Disons-le d’emblée les deux  réalisateurs ont une fois encore réussi le tour de force de nous émouvoir, de nous impliquer dans cette urgence sociale et humaine sans tomber dans le voyeurisme ou le pathos.

Bien au contraire, ce film  consacré à des enfants et des adultes, souffrant d’un trouble envahissant du développement autrement dit l’autisme est une réelle prouesse. Entourés par deux acteurs imprégnés de leurs rôles comme s’ils avaient toujours été des éducateurs spécialisés, une pléiade d’acteurs non professionnels jouent  leur propre rôle au contact des personnes atteintes du handicap.  

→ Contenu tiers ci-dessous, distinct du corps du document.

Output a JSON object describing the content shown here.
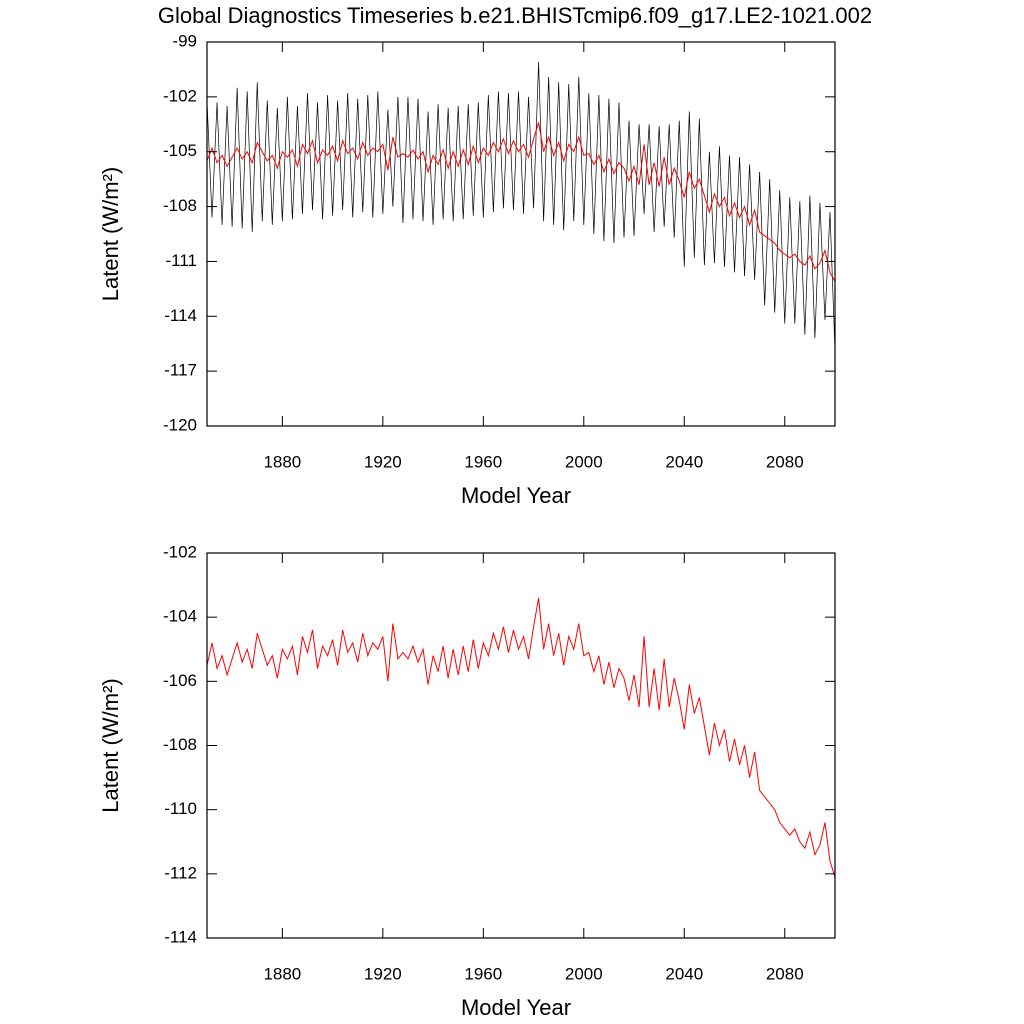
{
  "chart_data": [
    {
      "type": "line",
      "title": "Global Diagnostics Timeseries b.e21.BHISTcmip6.f09_g17.LE2-1021.002",
      "x_label": "Model Year",
      "y_label": "Latent (W/m²)",
      "xlim": [
        1850,
        2100
      ],
      "xticks": [
        1880,
        1920,
        1960,
        2000,
        2040,
        2080
      ],
      "ylim": [
        -120,
        -99
      ],
      "yticks": [
        -120,
        -117,
        -114,
        -111,
        -108,
        -105,
        -102,
        -99
      ],
      "x": [
        1850,
        1852,
        1854,
        1856,
        1858,
        1860,
        1862,
        1864,
        1866,
        1868,
        1870,
        1872,
        1874,
        1876,
        1878,
        1880,
        1882,
        1884,
        1886,
        1888,
        1890,
        1892,
        1894,
        1896,
        1898,
        1900,
        1902,
        1904,
        1906,
        1908,
        1910,
        1912,
        1914,
        1916,
        1918,
        1920,
        1922,
        1924,
        1926,
        1928,
        1930,
        1932,
        1934,
        1936,
        1938,
        1940,
        1942,
        1944,
        1946,
        1948,
        1950,
        1952,
        1954,
        1956,
        1958,
        1960,
        1962,
        1964,
        1966,
        1968,
        1970,
        1972,
        1974,
        1976,
        1978,
        1980,
        1982,
        1984,
        1986,
        1988,
        1990,
        1992,
        1994,
        1996,
        1998,
        2000,
        2002,
        2004,
        2006,
        2008,
        2010,
        2012,
        2014,
        2016,
        2018,
        2020,
        2022,
        2024,
        2026,
        2028,
        2030,
        2032,
        2034,
        2036,
        2038,
        2040,
        2042,
        2044,
        2046,
        2048,
        2050,
        2052,
        2054,
        2056,
        2058,
        2060,
        2062,
        2064,
        2066,
        2068,
        2070,
        2072,
        2074,
        2076,
        2078,
        2080,
        2082,
        2084,
        2086,
        2088,
        2090,
        2092,
        2094,
        2096,
        2098,
        2100
      ],
      "series": [
        {
          "color": "#000000",
          "values": [
            -102.2,
            -108.6,
            -102.3,
            -109.0,
            -102.5,
            -109.1,
            -101.5,
            -109.2,
            -101.7,
            -109.4,
            -101.2,
            -108.8,
            -102.2,
            -109.0,
            -102.6,
            -108.8,
            -102.0,
            -108.7,
            -102.5,
            -108.4,
            -101.8,
            -108.2,
            -102.3,
            -108.7,
            -101.9,
            -108.5,
            -102.2,
            -108.2,
            -101.8,
            -108.6,
            -102.1,
            -108.3,
            -101.9,
            -108.6,
            -101.7,
            -108.4,
            -102.7,
            -108.0,
            -102.0,
            -108.9,
            -102.0,
            -108.7,
            -102.1,
            -108.8,
            -102.8,
            -109.0,
            -102.4,
            -108.7,
            -102.6,
            -108.8,
            -102.5,
            -108.7,
            -102.4,
            -108.5,
            -102.3,
            -108.6,
            -101.9,
            -108.3,
            -101.7,
            -108.1,
            -101.8,
            -108.2,
            -101.7,
            -108.4,
            -102.0,
            -108.1,
            -100.1,
            -108.8,
            -100.9,
            -109.0,
            -101.2,
            -109.3,
            -101.3,
            -108.8,
            -100.9,
            -109.0,
            -101.8,
            -109.5,
            -101.9,
            -109.9,
            -102.1,
            -110.0,
            -102.3,
            -109.7,
            -103.3,
            -109.6,
            -103.5,
            -108.4,
            -103.5,
            -109.4,
            -103.6,
            -109.1,
            -103.5,
            -109.7,
            -103.3,
            -111.3,
            -102.8,
            -110.8,
            -103.2,
            -111.2,
            -105.0,
            -111.1,
            -104.7,
            -111.3,
            -105.2,
            -111.6,
            -105.3,
            -111.8,
            -105.7,
            -112.0,
            -106.1,
            -113.4,
            -106.5,
            -113.8,
            -107.1,
            -114.4,
            -107.5,
            -114.4,
            -107.7,
            -115.0,
            -107.4,
            -115.2,
            -107.8,
            -114.2,
            -108.3,
            -115.9
          ]
        },
        {
          "color": "#ff0000",
          "values": [
            -105.5,
            -104.8,
            -105.6,
            -105.2,
            -105.8,
            -105.3,
            -104.8,
            -105.4,
            -105.0,
            -105.6,
            -104.5,
            -105.0,
            -105.5,
            -105.2,
            -105.9,
            -105.0,
            -105.3,
            -104.9,
            -105.8,
            -104.6,
            -105.1,
            -104.4,
            -105.6,
            -104.9,
            -105.2,
            -104.7,
            -105.5,
            -104.4,
            -105.1,
            -104.8,
            -105.4,
            -104.5,
            -105.2,
            -104.8,
            -105.0,
            -104.6,
            -106.0,
            -104.2,
            -105.3,
            -105.1,
            -105.3,
            -104.9,
            -105.4,
            -105.0,
            -106.1,
            -105.2,
            -105.7,
            -104.9,
            -105.9,
            -105.0,
            -105.8,
            -104.9,
            -105.7,
            -104.7,
            -105.6,
            -104.8,
            -105.2,
            -104.5,
            -105.0,
            -104.3,
            -105.1,
            -104.4,
            -105.0,
            -104.6,
            -105.3,
            -104.3,
            -103.4,
            -105.0,
            -104.2,
            -105.2,
            -104.5,
            -105.5,
            -104.6,
            -105.0,
            -104.2,
            -105.2,
            -105.1,
            -105.7,
            -105.2,
            -106.1,
            -105.4,
            -106.2,
            -105.6,
            -105.9,
            -106.6,
            -105.8,
            -106.8,
            -104.6,
            -106.8,
            -105.6,
            -106.9,
            -105.3,
            -106.8,
            -105.9,
            -106.6,
            -107.5,
            -106.1,
            -107.0,
            -106.5,
            -107.4,
            -108.3,
            -107.3,
            -108.0,
            -107.5,
            -108.5,
            -107.8,
            -108.6,
            -108.0,
            -109.0,
            -108.2,
            -109.4,
            -109.6,
            -109.8,
            -110.0,
            -110.4,
            -110.6,
            -110.8,
            -110.6,
            -111.0,
            -111.2,
            -110.7,
            -111.4,
            -111.1,
            -110.4,
            -111.6,
            -112.1
          ]
        }
      ]
    },
    {
      "type": "line",
      "x_label": "Model Year",
      "y_label": "Latent (W/m²)",
      "xlim": [
        1850,
        2100
      ],
      "xticks": [
        1880,
        1920,
        1960,
        2000,
        2040,
        2080
      ],
      "ylim": [
        -114,
        -102
      ],
      "yticks": [
        -114,
        -112,
        -110,
        -108,
        -106,
        -104,
        -102
      ],
      "x": [
        1850,
        1852,
        1854,
        1856,
        1858,
        1860,
        1862,
        1864,
        1866,
        1868,
        1870,
        1872,
        1874,
        1876,
        1878,
        1880,
        1882,
        1884,
        1886,
        1888,
        1890,
        1892,
        1894,
        1896,
        1898,
        1900,
        1902,
        1904,
        1906,
        1908,
        1910,
        1912,
        1914,
        1916,
        1918,
        1920,
        1922,
        1924,
        1926,
        1928,
        1930,
        1932,
        1934,
        1936,
        1938,
        1940,
        1942,
        1944,
        1946,
        1948,
        1950,
        1952,
        1954,
        1956,
        1958,
        1960,
        1962,
        1964,
        1966,
        1968,
        1970,
        1972,
        1974,
        1976,
        1978,
        1980,
        1982,
        1984,
        1986,
        1988,
        1990,
        1992,
        1994,
        1996,
        1998,
        2000,
        2002,
        2004,
        2006,
        2008,
        2010,
        2012,
        2014,
        2016,
        2018,
        2020,
        2022,
        2024,
        2026,
        2028,
        2030,
        2032,
        2034,
        2036,
        2038,
        2040,
        2042,
        2044,
        2046,
        2048,
        2050,
        2052,
        2054,
        2056,
        2058,
        2060,
        2062,
        2064,
        2066,
        2068,
        2070,
        2072,
        2074,
        2076,
        2078,
        2080,
        2082,
        2084,
        2086,
        2088,
        2090,
        2092,
        2094,
        2096,
        2098,
        2100
      ],
      "series": [
        {
          "color": "#ff0000",
          "values": [
            -105.5,
            -104.8,
            -105.6,
            -105.2,
            -105.8,
            -105.3,
            -104.8,
            -105.4,
            -105.0,
            -105.6,
            -104.5,
            -105.0,
            -105.5,
            -105.2,
            -105.9,
            -105.0,
            -105.3,
            -104.9,
            -105.8,
            -104.6,
            -105.1,
            -104.4,
            -105.6,
            -104.9,
            -105.2,
            -104.7,
            -105.5,
            -104.4,
            -105.1,
            -104.8,
            -105.4,
            -104.5,
            -105.2,
            -104.8,
            -105.0,
            -104.6,
            -106.0,
            -104.2,
            -105.3,
            -105.1,
            -105.3,
            -104.9,
            -105.4,
            -105.0,
            -106.1,
            -105.2,
            -105.7,
            -104.9,
            -105.9,
            -105.0,
            -105.8,
            -104.9,
            -105.7,
            -104.7,
            -105.6,
            -104.8,
            -105.2,
            -104.5,
            -105.0,
            -104.3,
            -105.1,
            -104.4,
            -105.0,
            -104.6,
            -105.3,
            -104.3,
            -103.4,
            -105.0,
            -104.2,
            -105.2,
            -104.5,
            -105.5,
            -104.6,
            -105.0,
            -104.2,
            -105.2,
            -105.1,
            -105.7,
            -105.2,
            -106.1,
            -105.4,
            -106.2,
            -105.6,
            -105.9,
            -106.6,
            -105.8,
            -106.8,
            -104.6,
            -106.8,
            -105.6,
            -106.9,
            -105.3,
            -106.8,
            -105.9,
            -106.6,
            -107.5,
            -106.1,
            -107.0,
            -106.5,
            -107.4,
            -108.3,
            -107.3,
            -108.0,
            -107.5,
            -108.5,
            -107.8,
            -108.6,
            -108.0,
            -109.0,
            -108.2,
            -109.4,
            -109.6,
            -109.8,
            -110.0,
            -110.4,
            -110.6,
            -110.8,
            -110.6,
            -111.0,
            -111.2,
            -110.7,
            -111.4,
            -111.1,
            -110.4,
            -111.6,
            -112.1
          ]
        }
      ]
    }
  ]
}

« Hors Normes » est un film militant  dénonçant  la rigueur et les intransigeances administratives et prônant la tolérance entre les communautés religieuses.

 Loin des clichés classiques du cinéma qui engage des acteurs pour donner une image lissée à un handicap, Toledano et Nakache ont le courage de nous montrer ces personnes hors normes sans fard dans toute la complexité de leurs vies, de leur drame intérieur et les souffrances des soignants,  des familles  face à l’autisme.

Ce n’est pas du cinéma, il n’y a pas de fin heureuse car c’est un combat et une œuvre de tous les jours. Vincent Cassel et Reda Kateb, particulièrement convaincants apportent l’élégante touche de fiction et d’humour indispensable à ce scénario hyper réaliste qui durant deux heures évoque avec pertinence tous les problèmes de l’autisme et la précarité des réponses apportées par la société moderne.

Un film « hors normes »… donc sans cotation.